In the criminal justice system the people are represented by two separate, yet equally important groups. The police who investigate crime and the district attorneys who prosecute the offenders. These are their stories. - Law & Order
Connecting the DOTS with Case Management
Adaptive case management can be extremely effective in situations where events drive the process. Consider DOTS — the DNA Offender Tracking System — and the impact it has had on solving current crimes and cold cases for California’s Los Angeles County (LAC). This case management deployment helps guide the collection of DNA samples from offenders at allowable points, enforcing justice while ensuring due process without violating constitutional right. It has significantly improved both communication between agencies and the quality of the complex DNA collection tracking process itself.
By way of background, several years ago California passed Proposition 69 to expand the collection and use of criminal offender DNA samples to help solve crimes and increase public safety. Proponents of the proposition hold that requiring convicted felons and arrests for rape or murder to submit DNA helps solve crimes and prevents false imprisonment. In LA County, the responsibility to collect DNA samples from eligible offenders is shared among 40 law enforcement agencies. Faced with more than 1,200 criminal arrests every day, as well as more than 21,000 incarcerated inmates, LA County uses DOTS to provide an automated, collaborative, and rules-driven way to identify and determine a suspect or inmate’s DNA collection status, while assuring legal compliance with the DNA collection eligibility legislation.

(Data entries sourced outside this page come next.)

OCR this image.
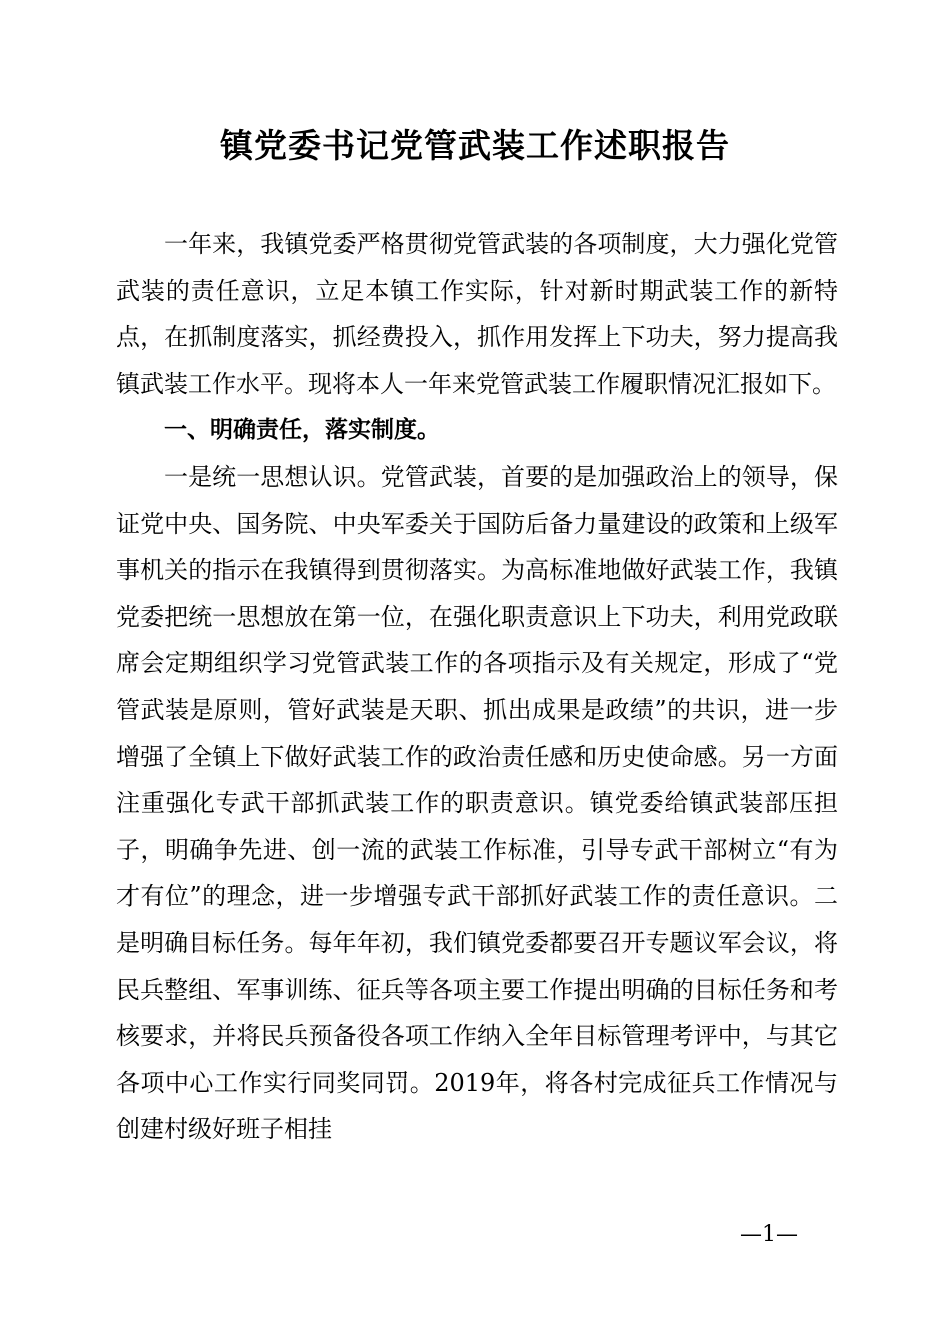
镇党委书记党管武装工作述职报告

一年来，我镇党委严格贯彻党管武装的各项制度，大力强化党管武装的责任意识，立足本镇工作实际，针对新时期武装工作的新特点，在抓制度落实，抓经费投入，抓作用发挥上下功夫，努力提高我镇武装工作水平。现将本人一年来党管武装工作履职情况汇报如下。

一、明确责任，落实制度。

一是统一思想认识。党管武装，首要的是加强政治上的领导，保证党中央、国务院、中央军委关于国防后备力量建设的政策和上级军事机关的指示在我镇得到贯彻落实。为高标准地做好武装工作，我镇党委把统一思想放在第一位，在强化职责意识上下功夫，利用党政联席会定期组织学习党管武装工作的各项指示及有关规定，形成了“党管武装是原则，管好武装是天职、抓出成果是政绩”的共识，进一步增强了全镇上下做好武装工作的政治责任感和历史使命感。另一方面注重强化专武干部抓武装工作的职责意识。镇党委给镇武装部压担子，明确争先进、创一流的武装工作标准，引导专武干部树立“有为才有位”的理念，进一步增强专武干部抓好武装工作的责任意识。二是明确目标任务。每年年初，我们镇党委都要召开专题议军会议，将民兵整组、军事训练、征兵等各项主要工作提出明确的目标任务和考核要求，并将民兵预备役各项工作纳入全年目标管理考评中，与其它各项中心工作实行同奖同罚。2019年，将各村完成征兵工作情况与创建村级好班子相挂

—1—
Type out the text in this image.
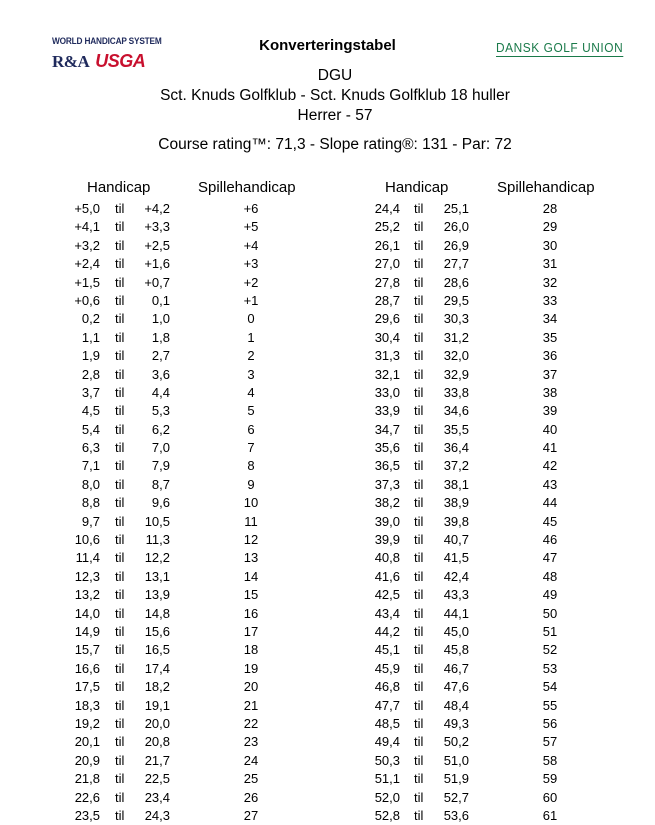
WORLD HANDICAP SYSTEM
R&A USGA
DANSK GOLF UNION
Konverteringstabel
DGU
Sct. Knuds Golfklub - Sct. Knuds Golfklub 18 huller
Herrer - 57
Course rating™: 71,3 - Slope rating®: 131 - Par: 72
Handicap	Spillehandicap	Handicap	Spillehandicap
+5,0 til +4,2	+6
+4,1 til +3,3	+5
+3,2 til +2,5	+4
+2,4 til +1,6	+3
+1,5 til +0,7	+2
+0,6 til 0,1	+1
0,2 til 1,0	0
1,1 til 1,8	1
1,9 til 2,7	2
2,8 til 3,6	3
3,7 til 4,4	4
4,5 til 5,3	5
5,4 til 6,2	6
6,3 til 7,0	7
7,1 til 7,9	8
8,0 til 8,7	9
8,8 til 9,6	10
9,7 til 10,5	11
10,6 til 11,3	12
11,4 til 12,2	13
12,3 til 13,1	14
13,2 til 13,9	15
14,0 til 14,8	16
14,9 til 15,6	17
15,7 til 16,5	18
16,6 til 17,4	19
17,5 til 18,2	20
18,3 til 19,1	21
19,2 til 20,0	22
20,1 til 20,8	23
20,9 til 21,7	24
21,8 til 22,5	25
22,6 til 23,4	26
23,5 til 24,3	27
24,4 til 25,1	28
25,2 til 26,0	29
26,1 til 26,9	30
27,0 til 27,7	31
27,8 til 28,6	32
28,7 til 29,5	33
29,6 til 30,3	34
30,4 til 31,2	35
31,3 til 32,0	36
32,1 til 32,9	37
33,0 til 33,8	38
33,9 til 34,6	39
34,7 til 35,5	40
35,6 til 36,4	41
36,5 til 37,2	42
37,3 til 38,1	43
38,2 til 38,9	44
39,0 til 39,8	45
39,9 til 40,7	46
40,8 til 41,5	47
41,6 til 42,4	48
42,5 til 43,3	49
43,4 til 44,1	50
44,2 til 45,0	51
45,1 til 45,8	52
45,9 til 46,7	53
46,8 til 47,6	54
47,7 til 48,4	55
48,5 til 49,3	56
49,4 til 50,2	57
50,3 til 51,0	58
51,1 til 51,9	59
52,0 til 52,7	60
52,8 til 53,6	61
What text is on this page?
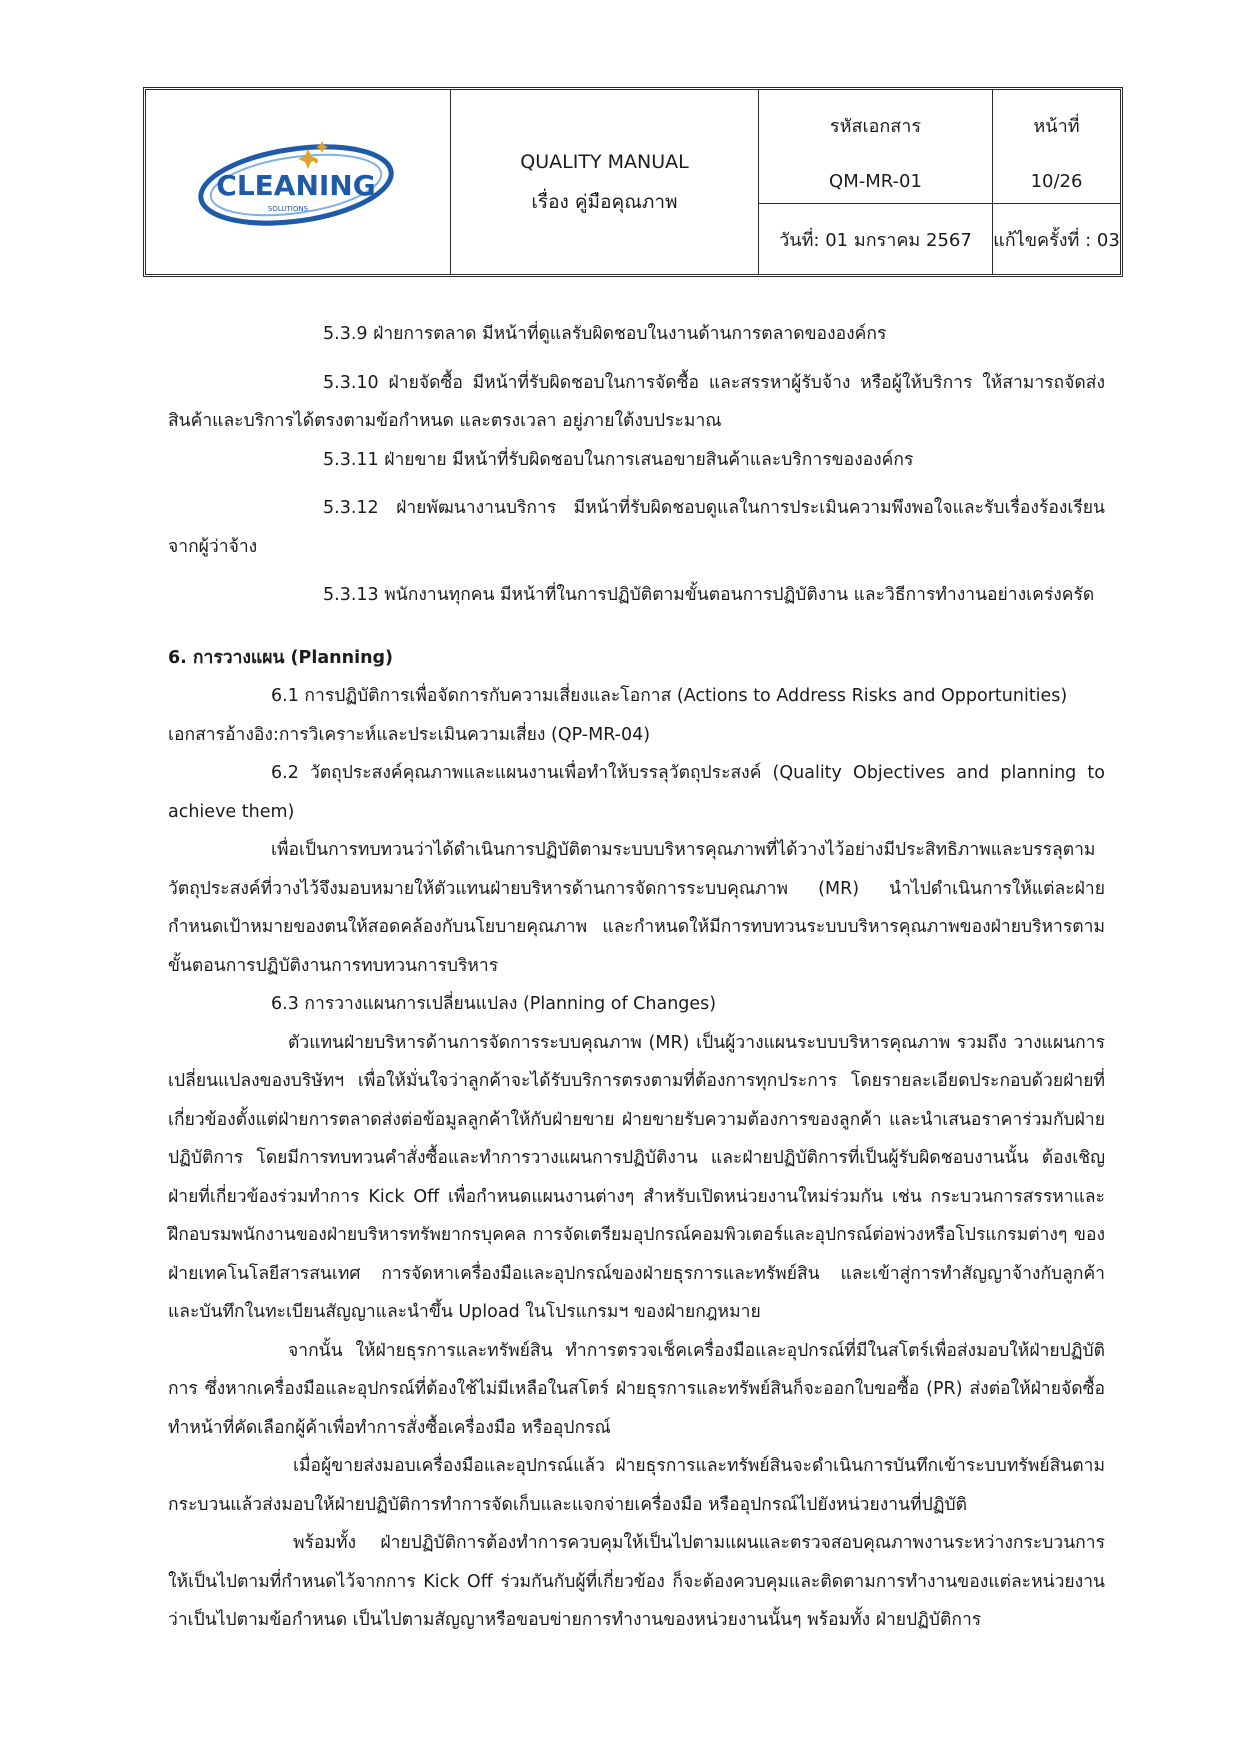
CLEANING
SOLUTIONS
QUALITY MANUAL
เรื่อง คู่มือคุณภาพ
รหัสเอกสาร
QM-MR-01
วันที่: 01 มกราคม 2567
หน้าที่
10/26
แก้ไขครั้งที่ : 03

5.3.9 ฝ่ายการตลาด มีหน้าที่ดูแลรับผิดชอบในงานด้านการตลาดขององค์กร

5.3.10 ฝ่ายจัดซื้อ มีหน้าที่รับผิดชอบในการจัดซื้อ และสรรหาผู้รับจ้าง หรือผู้ให้บริการ ให้สามารถจัดส่งสินค้าและบริการได้ตรงตามข้อกำหนด และตรงเวลา อยู่ภายใต้งบประมาณ

5.3.11 ฝ่ายขาย มีหน้าที่รับผิดชอบในการเสนอขายสินค้าและบริการขององค์กร

5.3.12 ฝ่ายพัฒนางานบริการ มีหน้าที่รับผิดชอบดูแลในการประเมินความพึงพอใจและรับเรื่องร้องเรียนจากผู้ว่าจ้าง

5.3.13 พนักงานทุกคน มีหน้าที่ในการปฏิบัติตามขั้นตอนการปฏิบัติงาน และวิธีการทำงานอย่างเคร่งครัด

6. การวางแผน (Planning)

6.1 การปฏิบัติการเพื่อจัดการกับความเสี่ยงและโอกาส (Actions to Address Risks and Opportunities)

เอกสารอ้างอิง:การวิเคราะห์และประเมินความเสี่ยง (QP-MR-04)

6.2 วัตถุประสงค์คุณภาพและแผนงานเพื่อทำให้บรรลุวัตถุประสงค์ (Quality Objectives and planning to achieve them)

เพื่อเป็นการทบทวนว่าได้ดำเนินการปฏิบัติตามระบบบริหารคุณภาพที่ได้วางไว้อย่างมีประสิทธิภาพและบรรลุตามวัตถุประสงค์ที่วางไว้จึงมอบหมายให้ตัวแทนฝ่ายบริหารด้านการจัดการระบบคุณภาพ (MR) นำไปดำเนินการให้แต่ละฝ่ายกำหนดเป้าหมายของตนให้สอดคล้องกับนโยบายคุณภาพ และกำหนดให้มีการทบทวนระบบบริหารคุณภาพของฝ่ายบริหารตามขั้นตอนการปฏิบัติงานการทบทวนการบริหาร

6.3 การวางแผนการเปลี่ยนแปลง (Planning of Changes)

ตัวแทนฝ่ายบริหารด้านการจัดการระบบคุณภาพ (MR) เป็นผู้วางแผนระบบบริหารคุณภาพ รวมถึง วางแผนการเปลี่ยนแปลงของบริษัทฯ เพื่อให้มั่นใจว่าลูกค้าจะได้รับบริการตรงตามที่ต้องการทุกประการ โดยรายละเอียดประกอบด้วยฝ่ายที่เกี่ยวข้องตั้งแต่ฝ่ายการตลาดส่งต่อข้อมูลลูกค้าให้กับฝ่ายขาย ฝ่ายขายรับความต้องการของลูกค้า และนำเสนอราคาร่วมกับฝ่ายปฏิบัติการ โดยมีการทบทวนคำสั่งซื้อและทำการวางแผนการปฏิบัติงาน และฝ่ายปฏิบัติการที่เป็นผู้รับผิดชอบงานนั้น ต้องเชิญฝ่ายที่เกี่ยวข้องร่วมทำการ Kick Off เพื่อกำหนดแผนงานต่างๆ สำหรับเปิดหน่วยงานใหม่ร่วมกัน เช่น กระบวนการสรรหาและฝึกอบรมพนักงานของฝ่ายบริหารทรัพยากรบุคคล การจัดเตรียมอุปกรณ์คอมพิวเตอร์และอุปกรณ์ต่อพ่วงหรือโปรแกรมต่างๆ ของฝ่ายเทคโนโลยีสารสนเทศ การจัดหาเครื่องมือและอุปกรณ์ของฝ่ายธุรการและทรัพย์สิน และเข้าสู่การทำสัญญาจ้างกับลูกค้าและบันทึกในทะเบียนสัญญาและนำขึ้น Upload ในโปรแกรมฯ ของฝ่ายกฎหมาย

จากนั้น ให้ฝ่ายธุรการและทรัพย์สิน ทำการตรวจเช็คเครื่องมือและอุปกรณ์ที่มีในสโตร์เพื่อส่งมอบให้ฝ่ายปฏิบัติการ ซึ่งหากเครื่องมือและอุปกรณ์ที่ต้องใช้ไม่มีเหลือในสโตร์ ฝ่ายธุรการและทรัพย์สินก็จะออกใบขอซื้อ (PR) ส่งต่อให้ฝ่ายจัดซื้อทำหน้าที่คัดเลือกผู้ค้าเพื่อทำการสั่งซื้อเครื่องมือ หรืออุปกรณ์

เมื่อผู้ขายส่งมอบเครื่องมือและอุปกรณ์แล้ว ฝ่ายธุรการและทรัพย์สินจะดำเนินการบันทึกเข้าระบบทรัพย์สินตามกระบวนแล้วส่งมอบให้ฝ่ายปฏิบัติการทำการจัดเก็บและแจกจ่ายเครื่องมือ หรืออุปกรณ์ไปยังหน่วยงานที่ปฏิบัติ

พร้อมทั้ง ฝ่ายปฏิบัติการต้องทำการควบคุมให้เป็นไปตามแผนและตรวจสอบคุณภาพงานระหว่างกระบวนการให้เป็นไปตามที่กำหนดไว้จากการ Kick Off ร่วมกันกับผู้ที่เกี่ยวข้อง ก็จะต้องควบคุมและติดตามการทำงานของแต่ละหน่วยงานว่าเป็นไปตามข้อกำหนด เป็นไปตามสัญญาหรือขอบข่ายการทำงานของหน่วยงานนั้นๆ พร้อมทั้ง ฝ่ายปฏิบัติการ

Before DOTS, when a DNA sample was collected, officers completed an accompanying paper card, which took 30 minutes and might have inconsistent or illegible information. The sample was then sent to the state, where it sometimes took a month to process and update the criminal history system. The lack of a centralized system led to duplicated work by officers and multiple DNA samples from suspects. Now, DOTS automates the DNA collection process and lets officers know immediately if an offender’s DNA is already in the system. DOTS helps to drive significant productivity for the officers while ensuring appropriate DNA evidence is available, providing a better way to collect, track, and also exchange and share DNA information with other state, local and federal agencies — truly connecting the DOTS!
"Going Green” with Case Management
Assuring justice for the nearly one million residents in the most densely populated county in the state of Florida requires personal dedication and the right technology. For the Pinellas County Clerk of the Circuit Court, that meant an adaptive case management solution that could serve the Clerk of the Court office, the courts, and the entire Pinellas County judicial system and its citizenry.
Ken Burke, the Pinellas Clerk of the Court, was originally inspired to implement a case management solution by his vision to “go paperless.” Serving as the primary information collection department for the County’s judicial system, the Clerk’s office is instrumental in ensuring that the County courts efficiently serve their citizens. Transitioning from paper-based “cases” to an adaptive case management solution was a significant step, especially for a judicial culture that had been steeped in two hundred years of a paper-based legal system.